Friday night at 7pm is the First Friday $20K at Final Table. $100 buy-in, one re-entry, and a $50 add-on. Bring your Christmas shopping money! An email on Tuesday announced changes to their schedule, with a 9pm $10 buy-in All-In-Or-Fold tournament Monday-Thursday at 9pm (starting next Monday) that has $100 added to the prize pool. Next Wednesday (12/9) will be a double guarantee ($2K) at 11am and a triple guarantee ($4.5K) at 7pm.
Thursday night is a $9K guarantee at Encore Club, $60 entry, no re-buy, $30 add-on.
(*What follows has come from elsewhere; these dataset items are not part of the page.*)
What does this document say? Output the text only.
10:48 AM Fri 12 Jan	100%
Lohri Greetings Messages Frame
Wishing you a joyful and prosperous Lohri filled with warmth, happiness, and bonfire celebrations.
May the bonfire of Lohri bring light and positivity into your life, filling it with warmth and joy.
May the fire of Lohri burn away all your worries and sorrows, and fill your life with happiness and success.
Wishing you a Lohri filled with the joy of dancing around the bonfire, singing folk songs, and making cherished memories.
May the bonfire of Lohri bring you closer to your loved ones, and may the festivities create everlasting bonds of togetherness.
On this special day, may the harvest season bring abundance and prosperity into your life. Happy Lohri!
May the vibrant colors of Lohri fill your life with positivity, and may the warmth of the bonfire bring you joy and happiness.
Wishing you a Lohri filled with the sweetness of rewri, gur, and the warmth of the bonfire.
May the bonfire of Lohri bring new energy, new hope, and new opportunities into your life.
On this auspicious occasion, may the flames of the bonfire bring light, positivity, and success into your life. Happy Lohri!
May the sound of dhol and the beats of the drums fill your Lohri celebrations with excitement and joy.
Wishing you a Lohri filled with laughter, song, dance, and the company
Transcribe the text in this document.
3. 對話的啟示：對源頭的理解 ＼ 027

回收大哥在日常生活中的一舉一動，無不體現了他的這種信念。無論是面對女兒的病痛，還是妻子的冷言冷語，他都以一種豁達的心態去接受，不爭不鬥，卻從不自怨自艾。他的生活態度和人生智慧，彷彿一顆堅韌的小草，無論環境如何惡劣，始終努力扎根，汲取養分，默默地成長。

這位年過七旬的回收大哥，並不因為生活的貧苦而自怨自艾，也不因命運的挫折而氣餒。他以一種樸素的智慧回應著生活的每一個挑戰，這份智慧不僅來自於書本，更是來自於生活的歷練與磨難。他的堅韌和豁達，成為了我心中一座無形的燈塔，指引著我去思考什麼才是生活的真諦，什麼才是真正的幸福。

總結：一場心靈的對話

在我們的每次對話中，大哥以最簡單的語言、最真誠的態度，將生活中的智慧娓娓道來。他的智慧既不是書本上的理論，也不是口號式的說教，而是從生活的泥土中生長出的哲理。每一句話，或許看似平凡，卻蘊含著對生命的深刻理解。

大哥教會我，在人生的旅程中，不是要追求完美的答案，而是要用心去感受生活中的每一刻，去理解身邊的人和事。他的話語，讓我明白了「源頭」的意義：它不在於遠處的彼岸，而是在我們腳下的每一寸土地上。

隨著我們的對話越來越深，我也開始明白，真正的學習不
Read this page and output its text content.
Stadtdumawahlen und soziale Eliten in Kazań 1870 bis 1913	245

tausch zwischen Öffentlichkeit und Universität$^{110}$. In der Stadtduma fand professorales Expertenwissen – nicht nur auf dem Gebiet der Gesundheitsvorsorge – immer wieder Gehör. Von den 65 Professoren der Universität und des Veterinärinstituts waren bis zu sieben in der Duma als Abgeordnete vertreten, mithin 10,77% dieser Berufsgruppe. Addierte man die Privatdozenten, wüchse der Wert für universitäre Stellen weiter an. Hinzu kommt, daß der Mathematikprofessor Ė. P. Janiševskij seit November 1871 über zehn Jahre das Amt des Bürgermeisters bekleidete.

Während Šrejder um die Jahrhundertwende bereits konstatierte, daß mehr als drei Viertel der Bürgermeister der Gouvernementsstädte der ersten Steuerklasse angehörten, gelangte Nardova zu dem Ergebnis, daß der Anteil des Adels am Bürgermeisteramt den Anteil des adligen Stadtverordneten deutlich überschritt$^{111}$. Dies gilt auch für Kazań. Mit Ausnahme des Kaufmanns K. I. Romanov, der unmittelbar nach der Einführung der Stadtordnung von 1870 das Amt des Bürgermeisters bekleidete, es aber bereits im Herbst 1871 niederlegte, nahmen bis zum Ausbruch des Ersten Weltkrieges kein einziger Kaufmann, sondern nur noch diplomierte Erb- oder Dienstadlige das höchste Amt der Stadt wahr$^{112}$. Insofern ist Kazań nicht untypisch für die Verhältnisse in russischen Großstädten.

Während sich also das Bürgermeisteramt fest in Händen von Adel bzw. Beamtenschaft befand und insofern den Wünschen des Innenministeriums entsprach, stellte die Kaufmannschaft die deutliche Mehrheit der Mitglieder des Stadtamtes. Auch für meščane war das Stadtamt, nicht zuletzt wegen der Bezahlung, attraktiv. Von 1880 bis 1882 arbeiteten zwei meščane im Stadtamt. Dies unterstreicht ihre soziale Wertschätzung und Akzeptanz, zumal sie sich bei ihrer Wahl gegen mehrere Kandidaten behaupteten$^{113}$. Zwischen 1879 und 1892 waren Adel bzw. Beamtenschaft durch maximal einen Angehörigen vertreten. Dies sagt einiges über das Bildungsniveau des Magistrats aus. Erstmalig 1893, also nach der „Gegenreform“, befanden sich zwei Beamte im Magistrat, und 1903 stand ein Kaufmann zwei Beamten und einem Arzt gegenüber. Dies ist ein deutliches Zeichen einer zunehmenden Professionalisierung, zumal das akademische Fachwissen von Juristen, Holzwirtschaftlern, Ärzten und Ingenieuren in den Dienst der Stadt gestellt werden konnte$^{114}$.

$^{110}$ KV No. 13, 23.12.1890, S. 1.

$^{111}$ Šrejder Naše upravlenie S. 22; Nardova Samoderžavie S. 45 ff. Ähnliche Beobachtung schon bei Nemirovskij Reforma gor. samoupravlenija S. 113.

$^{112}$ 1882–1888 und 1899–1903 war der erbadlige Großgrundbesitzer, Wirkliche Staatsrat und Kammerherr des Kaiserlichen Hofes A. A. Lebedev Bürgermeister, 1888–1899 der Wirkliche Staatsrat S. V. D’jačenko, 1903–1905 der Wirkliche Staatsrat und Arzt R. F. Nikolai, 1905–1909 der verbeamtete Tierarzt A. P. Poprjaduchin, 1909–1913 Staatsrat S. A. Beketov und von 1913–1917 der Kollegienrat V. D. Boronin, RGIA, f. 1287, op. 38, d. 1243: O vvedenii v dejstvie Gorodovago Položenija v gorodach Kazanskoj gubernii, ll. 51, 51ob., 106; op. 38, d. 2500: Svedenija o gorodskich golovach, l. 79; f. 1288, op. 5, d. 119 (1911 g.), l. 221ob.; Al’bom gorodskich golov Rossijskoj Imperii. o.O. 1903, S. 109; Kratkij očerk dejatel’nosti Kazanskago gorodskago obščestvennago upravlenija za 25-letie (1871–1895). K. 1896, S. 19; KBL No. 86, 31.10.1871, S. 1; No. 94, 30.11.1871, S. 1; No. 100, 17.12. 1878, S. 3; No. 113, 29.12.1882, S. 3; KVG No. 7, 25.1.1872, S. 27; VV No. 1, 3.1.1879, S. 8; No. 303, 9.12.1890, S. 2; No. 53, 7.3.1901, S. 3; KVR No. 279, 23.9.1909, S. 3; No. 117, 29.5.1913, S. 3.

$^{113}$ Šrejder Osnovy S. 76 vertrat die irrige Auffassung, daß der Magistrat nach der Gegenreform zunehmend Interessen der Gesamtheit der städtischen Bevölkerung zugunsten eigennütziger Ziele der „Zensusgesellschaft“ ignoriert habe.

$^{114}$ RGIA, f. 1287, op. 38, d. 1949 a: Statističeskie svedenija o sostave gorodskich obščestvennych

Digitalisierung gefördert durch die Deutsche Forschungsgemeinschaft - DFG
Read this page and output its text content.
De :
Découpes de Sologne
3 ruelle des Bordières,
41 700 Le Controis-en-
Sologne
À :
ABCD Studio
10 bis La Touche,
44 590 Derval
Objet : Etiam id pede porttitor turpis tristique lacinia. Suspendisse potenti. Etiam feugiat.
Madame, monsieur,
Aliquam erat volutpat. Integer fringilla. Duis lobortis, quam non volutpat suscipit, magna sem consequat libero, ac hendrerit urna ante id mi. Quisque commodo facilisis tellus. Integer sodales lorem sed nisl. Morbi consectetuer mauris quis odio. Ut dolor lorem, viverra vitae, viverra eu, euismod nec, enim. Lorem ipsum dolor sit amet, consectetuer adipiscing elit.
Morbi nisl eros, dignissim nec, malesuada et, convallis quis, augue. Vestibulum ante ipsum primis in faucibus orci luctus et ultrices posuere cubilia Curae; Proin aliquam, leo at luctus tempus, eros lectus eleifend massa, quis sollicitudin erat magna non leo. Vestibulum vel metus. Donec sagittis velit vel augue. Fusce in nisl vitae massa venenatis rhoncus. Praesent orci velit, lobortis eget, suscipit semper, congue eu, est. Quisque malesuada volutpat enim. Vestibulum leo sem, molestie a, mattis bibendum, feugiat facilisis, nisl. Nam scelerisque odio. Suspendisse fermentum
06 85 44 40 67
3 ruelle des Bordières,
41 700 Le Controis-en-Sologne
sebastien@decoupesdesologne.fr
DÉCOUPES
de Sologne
They’ve posted notices for a $1K Ladies Freeroll on the 17th, and another $35K guarantee event on the 26th. As usual, there’s a $13K on Friday night at 8pm ($60 buy-in, one live re-buy, and a $40 add-on).
Aria has two more High Roller events on Monday and Tuesday. If you have to ask how much the buy-in is, you can’t afford them; they’re so exclusive that they’re not on their Poker Room schedule. But they were a Deal back in August and a kid can dream, can’t they?
Next Wednesday is the opening of the Venetian Winter Weekend Extravaganza. Eight events with buy-ins of $200 or less, with anywhere from $4.5K to $100K guarantees. Noon and 7pm events, with satellites to the $100K running at 4pm the first three days.